Frybread's simplicity appeals to cooks who are intimidated by moody, microscopic life forms like yeast. A batch can be made in the time it takes to mix a few ingredients, knead them into a smooth dough and wait for the oil to heat up. There's no waiting for single-celled fungi to huff and puff until the dough doubles in size, though some versions of frybread do use yeast.

The ingredients for modern frybread are as basic as it gets. Even culinary deserts like Monticello, Utah, have stores that sell flour, baking soda, milk, salt and vegetable oil. Toppings can be as simple as butter, honey or jam or as elaborate as beans, meat, cheese and other typical taco fixings.

A Quinault Indian friend introduced me to frybread and taught me how to make it in the early 1980s, when I lived in Aberdeen, Wash. I eventually misplaced the recipe, but it didn't matter: I made it so often that I knew it by heart.

Over the years, frybread became less central to my diet and I ate it only at Northwest powwows. While moving to Santa Fe in 2003, I ate my first Navajo taco at a restaurant in Mexican Hat, Utah, and was surprised to learn that what made this taco "Navajo" was its frybread foundation.
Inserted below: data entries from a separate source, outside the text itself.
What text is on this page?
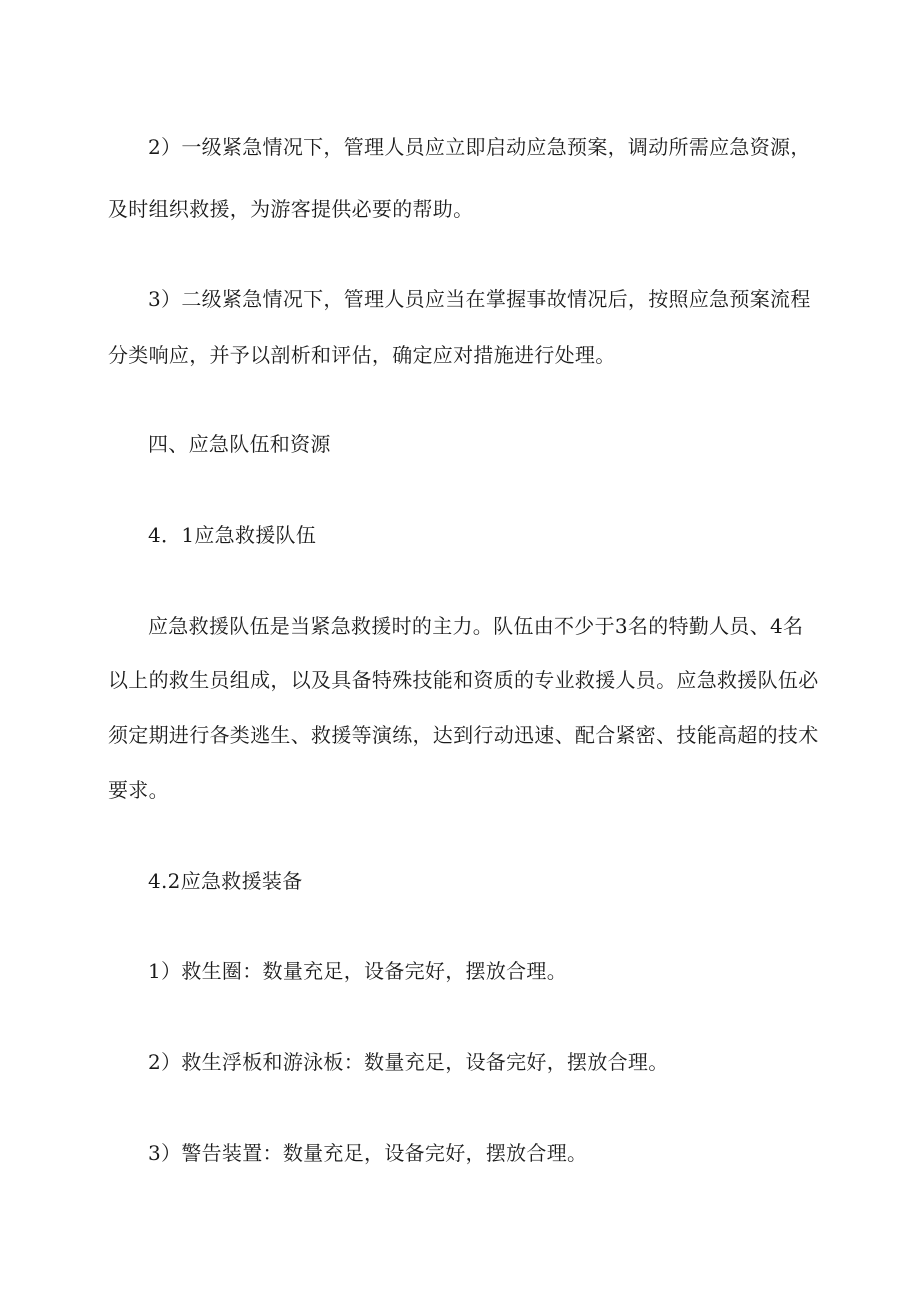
2）一级紧急情况下，管理人员应立即启动应急预案，调动所需应急资源，
及时组织救援，为游客提供必要的帮助。
3）二级紧急情况下，管理人员应当在掌握事故情况后，按照应急预案流程
分类响应，并予以剖析和评估，确定应对措施进行处理。
四、应急队伍和资源
4．1应急救援队伍
应急救援队伍是当紧急救援时的主力。队伍由不少于3名的特勤人员、4名
以上的救生员组成，以及具备特殊技能和资质的专业救援人员。应急救援队伍必
须定期进行各类逃生、救援等演练，达到行动迅速、配合紧密、技能高超的技术
要求。
4.2应急救援装备
1）救生圈：数量充足，设备完好，摆放合理。
2）救生浮板和游泳板：数量充足，设备完好，摆放合理。
3）警告装置：数量充足，设备完好，摆放合理。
It's great to live in frybread country again, but it's even better to remember the recipe that allows me to make it at home. (This recipe was adapted from memory with help from various online sources.)

BASIC FRYBREAD

(makes 4 large pieces)


2 cups flour

3 teaspoons baking powder

1 teaspoon salt

1 cup milk

Vegetable oil or shortening for frying

In a bowl, mix dry ingredients before adding milk. Knead into a workable dough on a lightly floured surface. Break off 8 small or 4 large pieces, form into balls and flatten into discs by hand or with a rolling pin (the dough will puff up as it fries).

If making Navajo tacos, make a well in the center of each disc to allow sauces and toppings to settle there. Fry in hot oil about 4 or 5 minutes — turning midway through the cooking time — until both sides are golden.